Mathews addresses a young-adult audience in her novel The Linden Tree. Set on a farm in Iowa in the late 1940s, The Linden Tree offers "a timeless, heartfelt story of family, loss, and love," according to Booklist reviewer Heather Booth. The story portrays the events that unfold after nine-year-old Katie Sue Hanson unexpectedly loses her mother to meningitis. With her older sister and brother, Katie Sue struggles emotionally, leading her father to ask his late wife's sister for help. Initially, Aunt Katherine's presence is welcoming for the grieving children, but as time progresses, Katie Sue begins to have mixed feelings for the woman taking her mother's place.

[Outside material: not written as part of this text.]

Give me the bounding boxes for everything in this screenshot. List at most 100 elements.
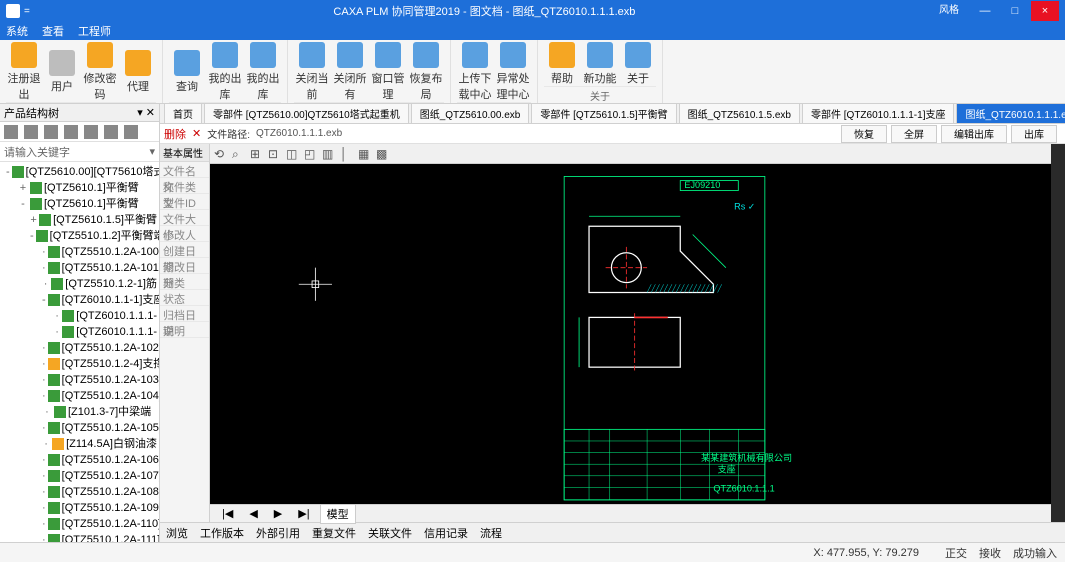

Recommending The Linden Tree for teens who have also suffered the loss of a loved one, School Library Journal critic Christi Voth concluded that Mathews' "honest account of a family's journey of grieving and healing is well portrayed." Several critics favorably noted the book's well-drawn characters, Kliatt contributor Marissa Elliott finding Katie Sue "believable and honest, lovable even in her anger."

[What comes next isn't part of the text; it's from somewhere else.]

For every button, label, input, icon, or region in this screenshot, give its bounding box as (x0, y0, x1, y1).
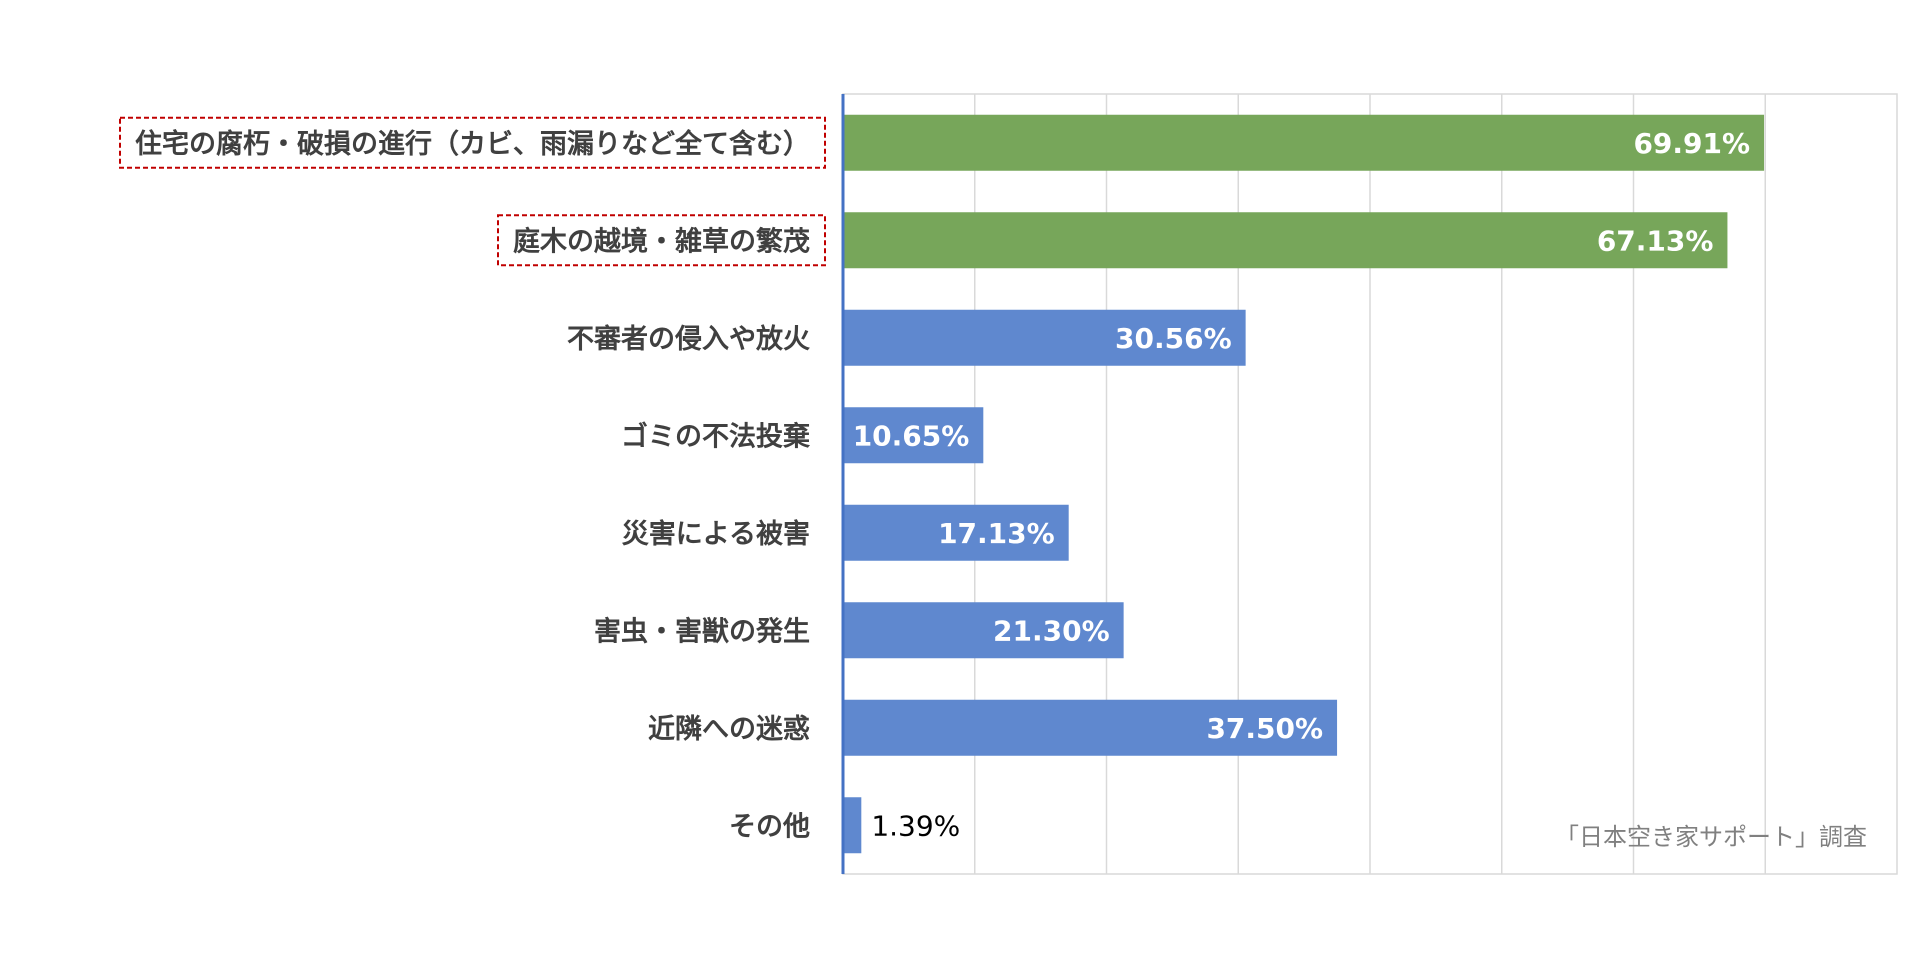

In addition to her efforts in literature and illustration, Mathews has also demonstrated her creative ability in the kitchen, winning the top prize in the 1998 Pillsbury Bake-Off and taking home one million dollars for her recipe. Although she had entered cooking contests before, the author admitted to Minneapolis Star Tribune contributor Lee Svitak Dean that she entered her recipe for Salsa Couscous Chicken on a whim, having prepared the dish only twice before. Ten years after the contest, Mathews reflected on this competitive cooking experience with The Ungarnished Truth: A Cooking Contest Memoir. In the book, the author recounts her brief appearances on national televisions shows along with her feelings about becoming a grandmother just days after her victory. Mathews also reflects on her life after winning such a notable prize, telling Kristen
Browning-Blas in the Denver Post, "We all see plenty of media moments where people win huge money prizes like mine, people struck with extraordinary good luck the way I was." However, the author observed, the media offers little information about what happens to those individuals after their brief moment of fame. By publishing The Ungarnished Truth, Mathews told Browning-Blas she attempted to put her win into the "context" of her life. "Over the years, people have been as interested—if not more interested—in what it all meant to me, whether the experience changed me, than in how I dreamed up a chicken recipe." Writing in Kirkus Reviews, a critic suggested that fans of television cooking shows "will eat up Mathews's pleasantly fluffy tale of culinary triumph."
Biographical and Critical Sources
Booklist, May 1, 2007, Heather Booth, review of The Linden Tree, p. 92.
Denver Post, April 16, 2008, Kristen Browning-Blas, "Her Award Was Just the First Chapter," p. D1.
Kirkus Reviews, May 1, 2007, review of The Linden Tree; December 15, 2007, review of The Ungarnished Truth: A Cooking Contest Memoir.
Kliatt, May, 2007, Janis Flint-Ferguson, review of The Linden Tree, p. 16; November, 2007, Marissa Elliott, review of The Linden Tree, p. 19.
Publishers Weekly, January 14, 2008, review of The Ungarnished Truth, p. 50.
School Library Journal, September, 2007, Christi Voth, review of The Linden Tree, p. 204.
Seattle Times, April 9, 2008, Karen Gaudette, "A Memoir in Getting Lucky with Holy Grail of Cook-Offs" (interview with Mathews), p. C1.
Star Tribune (Minneapolis, MN), April 10, 2008, Lee Svitak Dean, "Go behind the Bake-off Scene," p. 8T.